Fui. Mergulho. Sempre fui um bom nadador. A água está
fria. Eu não tinha escrúpulos de me exibir ali, à vista da Figura Desconhecida.
As ondas são pequenas. Mínimas. Um grupo de garotos, uns cinco, estão dentro da
água com suas brincadeiras. Um velho pescador de braço estendido espera do mar
o peixe que perdera. Um outro, um rapaz, se aproxima, terá cerca de vinte anos,
vai passando e pára, se acerca da Figura Desconhecida. A água me faz bem, me
reanima. Me acorda, me sacode. Os olhos do rapaz expandem-se de subjetividade; de
desejo, como se a Figura lhe fosse fácil presa.
Se eu não estivesse ali.
Agora era o mais dificultoso. Pois eu emergi com uma
incontrolável vontade mal-intencionada e perversa, explícita, indiscreta e
enérgica de me comunicar com alguém como aquela Figura. Eu precisava, turgescentemente,
meu corpo reclamava isso, era inevitável, determinante e forçoso que Ela era a
magia constrangedora de algo que me nascia no final de um dia inteiro de solidão,
eu não tinha falado com ninguém até então desde que acordara às sete, passara a
manhã aparentando ler um livro a que eu fingia interesse, ligara a FM, ouvira
falar o Gal. Figueiredo, fizera o almoço - macarrão com molho de tomate
enlatado - dormi de novo (aquela fora a melhor parte do dia) e nada fiz do que
devia fazer: arrumar as roupas e ter de preparar a casa para a burocracia da
maxi-desvalorização do cruzeiro, telefonemas, pagamentos que deixei de efetuar
mas que poderiam ser satisfeitos com atraso e multa. Nada. Uma conhecida,
antiga e familiar apatia pela vida, por finalidades, me sobreveio apesar de tudo
e pouco importava a chegada de Prestes no Galeão naquele dia.
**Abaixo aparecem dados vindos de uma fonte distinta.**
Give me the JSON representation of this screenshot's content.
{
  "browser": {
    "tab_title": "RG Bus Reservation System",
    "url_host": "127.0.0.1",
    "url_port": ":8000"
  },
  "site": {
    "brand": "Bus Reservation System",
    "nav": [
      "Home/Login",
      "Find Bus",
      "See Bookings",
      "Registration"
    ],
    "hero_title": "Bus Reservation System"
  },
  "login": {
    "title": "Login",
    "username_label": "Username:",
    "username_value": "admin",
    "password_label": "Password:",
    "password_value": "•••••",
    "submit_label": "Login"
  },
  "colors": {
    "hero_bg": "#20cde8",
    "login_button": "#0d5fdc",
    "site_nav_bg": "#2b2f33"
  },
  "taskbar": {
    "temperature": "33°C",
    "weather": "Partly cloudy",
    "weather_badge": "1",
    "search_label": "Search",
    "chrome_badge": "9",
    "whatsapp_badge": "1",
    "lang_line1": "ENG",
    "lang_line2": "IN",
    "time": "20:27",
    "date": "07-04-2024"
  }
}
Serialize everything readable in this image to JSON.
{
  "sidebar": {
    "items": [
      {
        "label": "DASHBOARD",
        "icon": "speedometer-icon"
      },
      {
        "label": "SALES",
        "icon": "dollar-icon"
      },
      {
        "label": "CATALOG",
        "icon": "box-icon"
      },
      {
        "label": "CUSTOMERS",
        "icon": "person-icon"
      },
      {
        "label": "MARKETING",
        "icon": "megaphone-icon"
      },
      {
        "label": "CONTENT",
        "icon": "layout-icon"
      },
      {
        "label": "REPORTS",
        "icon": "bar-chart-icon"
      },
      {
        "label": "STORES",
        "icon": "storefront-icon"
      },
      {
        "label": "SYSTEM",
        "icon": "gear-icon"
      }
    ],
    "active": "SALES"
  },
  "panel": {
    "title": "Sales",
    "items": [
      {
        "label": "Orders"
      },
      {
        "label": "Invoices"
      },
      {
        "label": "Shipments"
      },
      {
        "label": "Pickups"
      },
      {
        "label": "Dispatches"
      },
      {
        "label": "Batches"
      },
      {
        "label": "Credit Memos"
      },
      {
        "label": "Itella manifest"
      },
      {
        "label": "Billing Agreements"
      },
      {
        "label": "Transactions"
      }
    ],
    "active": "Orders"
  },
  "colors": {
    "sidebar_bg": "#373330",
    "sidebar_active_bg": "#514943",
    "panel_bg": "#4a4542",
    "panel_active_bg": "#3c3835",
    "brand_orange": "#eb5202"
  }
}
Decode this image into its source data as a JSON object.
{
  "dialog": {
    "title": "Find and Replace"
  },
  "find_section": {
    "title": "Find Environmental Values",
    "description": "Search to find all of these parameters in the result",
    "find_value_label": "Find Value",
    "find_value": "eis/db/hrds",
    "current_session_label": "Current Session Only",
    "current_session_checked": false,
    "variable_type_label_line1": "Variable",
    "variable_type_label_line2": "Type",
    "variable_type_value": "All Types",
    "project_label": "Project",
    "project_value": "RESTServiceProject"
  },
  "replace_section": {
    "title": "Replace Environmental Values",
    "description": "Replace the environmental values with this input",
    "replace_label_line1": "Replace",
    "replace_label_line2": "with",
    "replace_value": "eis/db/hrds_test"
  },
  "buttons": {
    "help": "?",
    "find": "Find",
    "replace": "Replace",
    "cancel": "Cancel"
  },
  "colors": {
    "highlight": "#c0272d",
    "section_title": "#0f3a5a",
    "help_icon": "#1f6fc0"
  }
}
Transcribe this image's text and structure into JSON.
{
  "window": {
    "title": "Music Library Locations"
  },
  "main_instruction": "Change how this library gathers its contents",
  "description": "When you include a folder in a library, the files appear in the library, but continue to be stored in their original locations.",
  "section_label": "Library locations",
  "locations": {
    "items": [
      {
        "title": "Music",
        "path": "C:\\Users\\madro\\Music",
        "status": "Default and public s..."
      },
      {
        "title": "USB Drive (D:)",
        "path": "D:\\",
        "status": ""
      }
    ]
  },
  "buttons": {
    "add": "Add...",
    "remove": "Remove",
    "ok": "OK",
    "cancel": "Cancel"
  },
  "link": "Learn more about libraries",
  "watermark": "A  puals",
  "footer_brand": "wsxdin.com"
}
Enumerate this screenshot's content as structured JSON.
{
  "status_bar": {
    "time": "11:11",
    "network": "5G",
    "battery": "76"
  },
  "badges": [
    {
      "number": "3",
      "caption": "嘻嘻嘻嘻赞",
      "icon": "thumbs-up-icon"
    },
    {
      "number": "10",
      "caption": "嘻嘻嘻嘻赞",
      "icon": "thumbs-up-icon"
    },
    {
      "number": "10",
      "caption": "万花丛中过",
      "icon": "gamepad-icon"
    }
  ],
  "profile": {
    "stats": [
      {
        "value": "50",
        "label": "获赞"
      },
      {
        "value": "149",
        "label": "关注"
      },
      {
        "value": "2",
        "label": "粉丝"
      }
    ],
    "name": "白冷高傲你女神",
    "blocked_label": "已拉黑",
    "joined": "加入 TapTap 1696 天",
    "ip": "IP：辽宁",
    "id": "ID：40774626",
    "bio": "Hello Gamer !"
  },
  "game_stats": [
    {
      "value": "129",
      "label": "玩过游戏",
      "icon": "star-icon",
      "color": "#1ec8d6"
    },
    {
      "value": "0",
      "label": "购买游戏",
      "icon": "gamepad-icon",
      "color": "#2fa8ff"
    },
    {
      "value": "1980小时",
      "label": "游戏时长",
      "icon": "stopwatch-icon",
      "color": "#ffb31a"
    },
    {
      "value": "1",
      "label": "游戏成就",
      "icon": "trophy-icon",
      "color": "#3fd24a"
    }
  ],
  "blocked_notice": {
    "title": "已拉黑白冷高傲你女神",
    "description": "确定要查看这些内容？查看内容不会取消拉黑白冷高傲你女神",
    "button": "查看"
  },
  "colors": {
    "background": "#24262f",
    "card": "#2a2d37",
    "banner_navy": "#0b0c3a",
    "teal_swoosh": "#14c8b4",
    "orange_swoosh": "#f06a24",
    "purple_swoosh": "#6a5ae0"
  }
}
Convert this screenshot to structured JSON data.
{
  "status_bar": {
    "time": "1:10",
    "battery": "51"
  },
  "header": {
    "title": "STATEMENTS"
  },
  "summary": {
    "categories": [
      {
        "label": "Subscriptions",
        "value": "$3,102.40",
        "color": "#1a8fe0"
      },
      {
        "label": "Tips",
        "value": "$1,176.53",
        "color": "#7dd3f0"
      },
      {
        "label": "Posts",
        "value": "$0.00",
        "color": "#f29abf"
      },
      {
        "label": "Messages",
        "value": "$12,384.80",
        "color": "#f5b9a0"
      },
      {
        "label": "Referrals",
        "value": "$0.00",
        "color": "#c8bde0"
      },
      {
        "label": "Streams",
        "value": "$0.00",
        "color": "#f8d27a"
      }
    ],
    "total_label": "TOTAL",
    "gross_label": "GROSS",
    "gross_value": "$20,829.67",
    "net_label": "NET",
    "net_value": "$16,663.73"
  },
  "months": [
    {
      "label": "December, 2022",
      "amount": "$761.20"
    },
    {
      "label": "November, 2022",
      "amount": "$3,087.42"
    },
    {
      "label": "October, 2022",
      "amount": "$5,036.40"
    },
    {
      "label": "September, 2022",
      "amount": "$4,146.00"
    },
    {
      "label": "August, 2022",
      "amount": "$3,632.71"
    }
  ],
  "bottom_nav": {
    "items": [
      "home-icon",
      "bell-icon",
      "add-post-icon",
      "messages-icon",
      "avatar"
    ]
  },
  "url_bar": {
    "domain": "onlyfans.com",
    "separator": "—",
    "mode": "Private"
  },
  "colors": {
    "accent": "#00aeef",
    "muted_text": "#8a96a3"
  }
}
“Já é tarde”, aleguei, quando me aproximei dela e por
isso afastando o interesseiro intruso e concorrente, depois de subir nas pedras
e voltar para minhas roupas. “É” – seguiu-me a Figura. E nada mais proferia. “A
água esta fria”, declarei. “Não entrei na água”, objetou. A conversa não prosseguiu. “Você fuma?” - indaguei. “Não”, foi sua
resposta curta, porém não sei por que incerta. Acendo um cigarro. Eu estava de
pé: Agora observava a Figura, detalhadamente. Era uma bela jovem, os cabelos
lisos e negros, o perfil aquilino, de judia, palestina ou índia. A pele
morena-bronze. Vestia calça azul e camiseta cinza.
Mas me senti ridículo, um garanhão aposentado. Pois
ela olhava enigmaticamente e direta sobre minha pessoa. Me surpreendia. Eu via o
quanto ela respirava algo interior, os olhos negros eram inteligentes e
profundos e isso me desarmou: disparou sobre mim, em xeque: "quem é você”?,
perguntou. Como é seu nome? interpelei. Me respondeu: "Zane".
Isso. O nome enigmático, o não-identificado, o ambíguo.
Me intranqüilizo: “Estou incomodando?” Especulo. “Não, claro”, revelou. Eu
ainda não sabia se era sim, não ou talvez. A explicação significava, todavia,
que não apreciava como idiota a minha dúvida. Voltava a olhar para a ponta do
mar, o que me aliviava. Era para onde sempre estivera olhando, observando a
direção do seu olhar. “Zane”. O nome. Não me pareceu nem alegre nem triste.
Nem nada. Talvez fosse um resumo, como Val.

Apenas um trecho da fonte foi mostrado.